Speaking on the sidelines of the World Governments Summit 2026 in Dubai, Jasem Al-Budaiwi said Gulf-European economic relations are shifting from simple commodity trade toward the joint development of sustainable value chains, reflecting a more strategic and lasting partnership.

His remarks were made during a dialogue session titled “The next investment and trade race,” held with Luigi Di Maio, the EU’s special representative for external affairs.

Al-Budaiwi said relations between the GCC and the EU are among the bloc’s most established partnerships, built on decades of institutional collaboration that began with the signing of the 1988 cooperation agreement.

He noted that the deal laid a solid foundation for political and economic dialogue and opened broad avenues for collaboration in trade, investment, and energy, as well as development and education.

The secretary general added that the partnership has undergone a qualitative shift in recent years, particularly following the adoption of the joint action program for the 2022–2027 period and the convening of the Gulf–European summit in Brussels.

Subsequent ministerial meetings, he said, have focused on implementing agreed outcomes, enhancing trade and investment cooperation, improving market access, and supporting supply chains and sustainable development.
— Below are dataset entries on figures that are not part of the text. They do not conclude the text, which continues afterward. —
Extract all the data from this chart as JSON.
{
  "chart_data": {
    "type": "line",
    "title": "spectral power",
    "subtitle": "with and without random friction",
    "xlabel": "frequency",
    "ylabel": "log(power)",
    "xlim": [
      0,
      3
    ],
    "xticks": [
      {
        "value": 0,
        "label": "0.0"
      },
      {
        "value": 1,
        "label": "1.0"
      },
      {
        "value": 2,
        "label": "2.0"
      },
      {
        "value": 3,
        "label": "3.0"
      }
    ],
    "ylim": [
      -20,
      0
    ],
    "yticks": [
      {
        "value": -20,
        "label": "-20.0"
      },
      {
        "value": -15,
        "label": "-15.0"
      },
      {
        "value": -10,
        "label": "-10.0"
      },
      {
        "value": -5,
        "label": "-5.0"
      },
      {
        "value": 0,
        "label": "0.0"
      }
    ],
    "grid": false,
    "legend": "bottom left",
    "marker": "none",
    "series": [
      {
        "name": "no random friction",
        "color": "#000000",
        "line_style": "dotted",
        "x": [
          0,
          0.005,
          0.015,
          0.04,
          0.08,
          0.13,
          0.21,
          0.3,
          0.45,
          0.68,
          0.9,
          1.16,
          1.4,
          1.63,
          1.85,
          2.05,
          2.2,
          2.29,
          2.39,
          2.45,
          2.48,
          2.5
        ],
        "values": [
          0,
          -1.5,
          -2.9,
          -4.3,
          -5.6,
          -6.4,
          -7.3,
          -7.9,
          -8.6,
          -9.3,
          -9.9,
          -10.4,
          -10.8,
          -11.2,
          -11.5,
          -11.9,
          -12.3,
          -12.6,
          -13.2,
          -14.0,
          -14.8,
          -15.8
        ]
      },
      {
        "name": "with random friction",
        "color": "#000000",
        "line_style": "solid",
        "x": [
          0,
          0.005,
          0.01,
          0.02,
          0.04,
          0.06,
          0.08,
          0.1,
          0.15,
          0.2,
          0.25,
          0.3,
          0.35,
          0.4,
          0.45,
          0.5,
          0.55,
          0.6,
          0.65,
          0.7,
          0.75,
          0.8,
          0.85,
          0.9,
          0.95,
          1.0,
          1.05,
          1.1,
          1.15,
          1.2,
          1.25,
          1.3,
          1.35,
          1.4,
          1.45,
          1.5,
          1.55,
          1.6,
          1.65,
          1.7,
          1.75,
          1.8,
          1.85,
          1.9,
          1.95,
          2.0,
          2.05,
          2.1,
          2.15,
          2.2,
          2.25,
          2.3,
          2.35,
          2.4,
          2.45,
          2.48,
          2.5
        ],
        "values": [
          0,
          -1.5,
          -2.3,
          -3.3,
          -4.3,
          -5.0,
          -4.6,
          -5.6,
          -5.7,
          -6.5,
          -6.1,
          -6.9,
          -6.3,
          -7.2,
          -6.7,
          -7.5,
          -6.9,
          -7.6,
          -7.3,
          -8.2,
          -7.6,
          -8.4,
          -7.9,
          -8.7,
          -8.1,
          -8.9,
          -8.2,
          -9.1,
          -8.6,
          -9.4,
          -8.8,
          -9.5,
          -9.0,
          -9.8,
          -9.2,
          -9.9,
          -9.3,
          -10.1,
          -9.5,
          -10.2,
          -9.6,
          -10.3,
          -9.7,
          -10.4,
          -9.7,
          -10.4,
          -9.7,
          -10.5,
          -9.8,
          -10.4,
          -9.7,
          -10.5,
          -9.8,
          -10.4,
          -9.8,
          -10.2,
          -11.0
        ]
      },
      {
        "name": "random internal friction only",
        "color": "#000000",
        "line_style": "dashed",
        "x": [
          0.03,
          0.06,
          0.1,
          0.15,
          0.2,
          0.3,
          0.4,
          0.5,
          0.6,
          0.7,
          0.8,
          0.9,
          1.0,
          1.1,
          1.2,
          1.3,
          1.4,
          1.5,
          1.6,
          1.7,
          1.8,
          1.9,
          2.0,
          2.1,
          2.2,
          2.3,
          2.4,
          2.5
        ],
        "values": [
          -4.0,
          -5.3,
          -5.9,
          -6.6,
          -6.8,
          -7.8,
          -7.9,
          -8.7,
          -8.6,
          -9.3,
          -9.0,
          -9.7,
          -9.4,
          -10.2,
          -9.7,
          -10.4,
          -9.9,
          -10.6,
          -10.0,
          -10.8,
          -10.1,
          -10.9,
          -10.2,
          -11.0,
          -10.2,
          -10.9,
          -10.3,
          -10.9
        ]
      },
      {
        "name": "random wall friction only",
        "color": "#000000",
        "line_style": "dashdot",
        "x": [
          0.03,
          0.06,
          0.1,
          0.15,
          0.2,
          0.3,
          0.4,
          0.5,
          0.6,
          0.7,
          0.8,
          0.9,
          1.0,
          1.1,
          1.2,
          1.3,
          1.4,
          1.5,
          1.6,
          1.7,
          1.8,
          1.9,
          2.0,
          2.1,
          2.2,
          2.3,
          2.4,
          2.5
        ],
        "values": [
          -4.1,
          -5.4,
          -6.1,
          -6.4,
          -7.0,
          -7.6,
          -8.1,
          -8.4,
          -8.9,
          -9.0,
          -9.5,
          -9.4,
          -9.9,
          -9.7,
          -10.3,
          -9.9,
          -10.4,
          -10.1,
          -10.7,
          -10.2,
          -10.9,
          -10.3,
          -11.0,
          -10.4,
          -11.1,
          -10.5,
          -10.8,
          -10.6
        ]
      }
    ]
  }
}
According to Al-Budaiwi, merchandise trade between the two sides has reached around $197 billion, positioning the EU as one of the GCC’s most important trading partners.

He also pointed to the continued growth of European foreign direct investment into Gulf countries, which he said reflects the depth of economic interdependence and rising confidence in the Gulf business environment.

Looking ahead, Al-Budaiwi emphasized that the economic transformation across GCC states, driven by ambitious national visions, is creating broad opportunities for expanded cooperation with Europe. 

He highlighted clean energy, green hydrogen, and digital transformation, as well as artificial intelligence, smart infrastructure, and cybersecurity, as priority areas for future partnership.

He added that the success of Gulf-European cooperation should not be measured solely by trade volumes or investment flows, but by its ability to evolve into an integrated model based on trust, risk-sharing, and the joint creation of economic value, contributing to stability and growth in the global economy.

GCC–EU plans to build shared value chains look well-timed as trade policy volatility rises.

In recent weeks, Washington’s renewed push over Greenland has been tied to tariff threats against European countries, prompting the EU to keep a €93 billion ($109.7 billion) retaliation package on standby. 

At the same time, tighter US sanctions on Iran are increasing compliance risks for energy and shipping-related finance. Meanwhile, the World Trade Organization and UNCTAD warn that higher tariffs and ongoing uncertainty could weaken trade and investment across both regions in 2026.